Гофф взял документ и посмотрел на него так, словно это было свидетельство о его же смерти.

— Я уверен, что это самый исторический документ, который я когда-либо держал в руках, — он посмотрел на Торна со смесью благоговения и шока. — Начнем исполнение немедленно, господин президент. Что до меня, то у меня будет первая закрытая дверь на слушаниях в Конгрессе на следующей неделе, но когда об этом узнают, я уверен, что пройду их. Портом назначат новые слушания, еще больше, а некоторые даже будут не секретными. Я буду обязательно иметь в виду, что правила устанавливают Белый дом и пентагон.

— Удачи, Боб. Я буду следить.

— И даже вспомните об этом на ежегодном президентском докладе Конгрессу?

— Я не буду делать ежегодного президентского доклада Конгрессу, — сказал Торн.

— Что?! — Практически в унисон воскликнули все собравшиеся.

— Мистер президент, вы не можете говорить серьезно, — сказал Кершвель. Его голос едва не срывался. — Пропустить инаугурацию уже было плохой…

— Я не пропускал инаугурацию, Эд. Я просто решил на ней не присутствовать.

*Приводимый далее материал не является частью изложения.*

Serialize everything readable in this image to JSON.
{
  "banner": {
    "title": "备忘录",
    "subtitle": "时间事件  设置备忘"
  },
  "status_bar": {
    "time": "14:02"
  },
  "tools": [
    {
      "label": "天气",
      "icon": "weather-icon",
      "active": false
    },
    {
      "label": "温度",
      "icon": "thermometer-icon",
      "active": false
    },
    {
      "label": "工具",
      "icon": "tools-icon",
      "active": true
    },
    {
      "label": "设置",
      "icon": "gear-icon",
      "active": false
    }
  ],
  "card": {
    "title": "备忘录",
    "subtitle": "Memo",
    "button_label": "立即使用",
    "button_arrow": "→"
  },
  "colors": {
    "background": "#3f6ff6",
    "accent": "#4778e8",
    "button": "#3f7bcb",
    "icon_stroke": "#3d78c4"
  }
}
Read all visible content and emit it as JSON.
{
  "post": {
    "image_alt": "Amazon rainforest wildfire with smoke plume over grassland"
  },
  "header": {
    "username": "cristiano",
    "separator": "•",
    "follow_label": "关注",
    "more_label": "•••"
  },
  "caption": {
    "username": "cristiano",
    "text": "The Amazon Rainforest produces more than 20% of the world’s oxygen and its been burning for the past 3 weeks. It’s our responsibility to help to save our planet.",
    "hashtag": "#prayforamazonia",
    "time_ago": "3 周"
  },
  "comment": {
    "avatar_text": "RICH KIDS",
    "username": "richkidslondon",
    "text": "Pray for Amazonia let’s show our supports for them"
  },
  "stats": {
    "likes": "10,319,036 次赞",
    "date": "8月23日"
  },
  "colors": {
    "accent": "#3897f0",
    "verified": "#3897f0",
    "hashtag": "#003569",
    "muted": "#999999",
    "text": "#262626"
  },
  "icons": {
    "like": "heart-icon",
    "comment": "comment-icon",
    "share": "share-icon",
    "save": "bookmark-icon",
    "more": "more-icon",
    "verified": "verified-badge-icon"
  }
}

— Это было политическое самоубийство, господин президент, — настаивал Кершвель. — Это выставило вас на посмешище перед всем миром!

— Я утвердил весь кабинет в течение двух недель, а к концу этого месяца утвержу всех федеральных судей, — сказал президент. — Меня не волнует, если весь мир будет думать, что это дурость, меня не волнуют политические самоубийства, потому что за мной практически не стоит никакой политической партии.